AT&T Lied About Everything It Promised to Do If It Got a Tax Cut
Credit to Author: Karl Bode| Date: Thu, 30 Jan 2020 13:42:18 +0000
Back in 2017, AT&T told anybody who’d listen that the then-looming Trump tax cuts would result in billions in new investment and thousands of new, high paying jobs.
“By immediately lowering the corporate tax rate to 20 percent, this bill will stimulate investment, job creation and economic growth in the United States,” AT&T CEO Randall Stephenson said at the time. “Research tells us that every $1 billion in capital invested in telecom creates about 7,000 good jobs for the middle class,” the CEO proclaimed.
Yeah, about that.
AT&T’s earnings report released Wednesday makes it clear that AT&T’s promised tax-cut driven investment never occurred. Despite a steady parade of government favors, the company’s network investment has been steadily declining since 2016, dropping to $3.8 billion in the fourth quarter of 2019—the lowest levels in roughly a decade.
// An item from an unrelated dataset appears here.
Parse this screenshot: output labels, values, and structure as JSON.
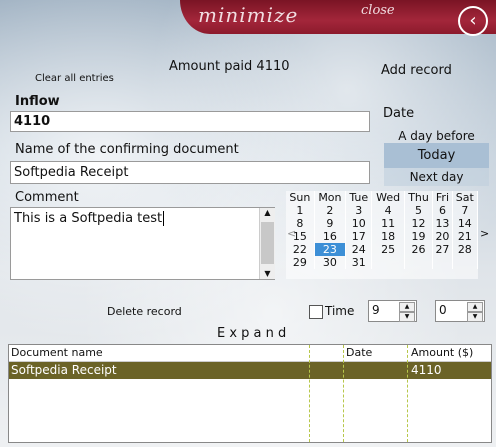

AT&T has told investors that the company’s shrinking investment is slated to continue in 2020, with the telecom giant spending $3 billion less in capital expenditures this year.
The Tax Cuts and Jobs Act (TCJA) provided an incredible windfall to AT&T and other giant corporations. Estimates suggest AT&T will net upwards of $42 billion from the new law, which reduced the top corporate tax rate from 35 percent to 21 percent. Little if any of that savings appears to have found its way to employees, customers, or the company’s network.
The Communications Workers of America, the telecom sector’s biggest union, says AT&T’s promised jobs never arrived either. Union officials today complained that AT&T earnings show the company has laid off 37,818 employees worldwide since the tax cut was passed in 2018, with 4,040 pink slips sent out to employees worldwide in the fourth quarter of 2019 alone.
“The list of communities being destroyed all across America continues to grow with the elimination of jobs at AT&T, despite promises of job creation from company executives,” CWA President Chris Shelton said in a statement provided to Motherboard.
AT&T did not respond to a request for comment.
AT&T’s job and network investment promises weren’t just affixed to the Trump tax cuts. As it lobbied the FCC to kill net neutrality and most other broadband consumer protections in 2017, the company again repeatedly promised that doing so would result in new jobs and a massive boost in overall investment in the company’s networks.
The repeal of net neutrality “will foster innovation and investment in broadband infrastructure without creating any threat to internet freedoms,” the company promised.
It’s not just consumers, consumer groups and unions that have grown tired of AT&T’s empty promises. The telecom giant has also faced a growing backlash among investors who say AT&T’s parade of recent mergers haven’t delivered the results the company promised.
Since 2015, AT&T has spent $157 billion to acquire DirecTV and Time Warner in a bid to dominate the pay TV market. Here too, AT&T executives promised lawmakers billions in expanded U.S. investment in exchange for regulatory approval of the deals.
But both megamergers loaded AT&T with so much debt, the company began raising prices on consumers to recoup its losses. Those customers then headed for the exits; the company’s Q4 earnings show AT&T lost 4.1 million TV subscribers in 2019 alone.
In turn, investor activist organizations like Elliott Management Corp have pressured CEO Randall Stephenson—who made an estimated $25,600,312 in 2018—to lay off even more U.S. employees, shifting an even greater number of support positions overseas.
“AT&T is using its profits to enrich wealthy shareholders instead of investing in building the next generation networks that Americans, especially in rural and underserved areas, so desperately need,” Shelton said. “CWA members and our allies will keep fighting until the company stops eliminating jobs so that they can provide the high-quality service that customers deserve.”
America seems intent on playing an endless game of Charlie Brown and Lucy football with companies like AT&T, doling out untold billions in regulatory favors, tax breaks, and other perks in exchange for jobs and other benefits that routinely fail to materialize.